On a similar vein, the music in Sweet Pool is simply amazing.  There are two particular tracks that I still remember several weeks after the game, and one of these is the track that plays in the penultimate scene of Makoto’s route: the gradual addition of static and electrical guitar as the tension escalated with each of Makoto’s lines was masterful.  The other song is the piano track with a minor note strewn in every two chords or so, just so that things feel completely wrong but only for a slight second before the track goes on.  The contrast here is quite powerful when you play Tetsuo’s instinct routes back to back, as they both use piano tracks and have similar outcomes – only, the latter is decidedly more haunting.
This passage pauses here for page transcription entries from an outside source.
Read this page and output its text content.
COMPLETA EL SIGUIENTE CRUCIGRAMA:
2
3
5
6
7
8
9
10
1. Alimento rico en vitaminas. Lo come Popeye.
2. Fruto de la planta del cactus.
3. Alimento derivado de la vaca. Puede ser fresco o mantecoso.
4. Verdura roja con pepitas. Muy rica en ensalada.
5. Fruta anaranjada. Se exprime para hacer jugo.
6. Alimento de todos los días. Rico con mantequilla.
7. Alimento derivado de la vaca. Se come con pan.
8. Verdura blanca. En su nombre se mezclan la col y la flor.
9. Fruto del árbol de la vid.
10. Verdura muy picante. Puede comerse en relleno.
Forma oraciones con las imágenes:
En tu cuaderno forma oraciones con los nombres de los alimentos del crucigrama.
Also some more comments that tread on spoiler territory (highlight to read):

  • The dialogue between Youji and Youji’s sister: the themes in this conversation were the same as those in Lamento, i.e., there is strength and kindness in the warmth you receive from those that care about you that help you move forward.  Despite all the terrible things that happen to these characters, many of which they were born into and couldn’t control, it’s heartwarming that there is a sliver of hope at the end of the tunnel. In fact, when stripped to their core, one could argue that N+C games all have this same message. Their games tend to have a lot of hardcore content, but the more grotesque circumstances are, the more pronounced this contrast.
  • I found it interesting that Sweet Pool took a religious approach to the Uchinarusonzai’s origins, as with lifeforms that infest humans, it’s more common to see them characterized as aliens i.e. have them be a purely biological/more scientifically rooted species.  Similarly, there are parallels with Youji and the Virgin Mary, and the obvious cult inspired elements of the Free People.
  • Above all, humanness is the motivating factor for every single character in Sweet Pool, even the Uchinarusonzai.  Even the myrmecoleon analogy and its very existence came from the human error in mistranslation.
  • Like all N+C games, Sweet Pool didn’t disappoint with the metaphors and double meanings penetrating almost every single aspect of the game.  The pool at the end of the game, for one, could stand for quite a number of things, e.g., a womb, or an aquarium.  I also found this after the fact, but apparently some species of fish die when they mate, and others can even change sex depending on external circumstances.  Mind blooooown.
  • The liner notes on this game were particularly eye opening as well.  The art director apparently paid extra attention to the light and shadow balance, which they completely nailed IMO. I loved the muted aesthetic of the character models, and the red color not getting overbearing except exactly when they wanted them to.
  • The adviser also wrote that, even though the job of a creator is to satisfy the needs of the audience, doing so is only a “technical” accomplishment that is akin to cheap, instant gratification.  True satiation come from giving them something that completely transcends their wants and expectations… and because that place is completely unknown, the creator has no choice but to rely on his or her own desires to find it.  Even if that runs the risk of just being labeled by others as self-pleasure, self-pleasure and pleasing others are two sides of the same coin, and neither can exist without the other.  They go on to say Lamento was really close to being something that just pleased the audience, hence, why Sweet Pool is what it is.  If anyone was wondering how they could go from cat boys to meat monsters, this is essentially the reason.  The director later adds that while it was a challenging game to work on, they were quite proud of it because it established the direction they wanted to go in as N+C as constant challengers.  I really respect that the staff said this; despite significant risks, they will always try to push the envelope as true storytellers and entertainers.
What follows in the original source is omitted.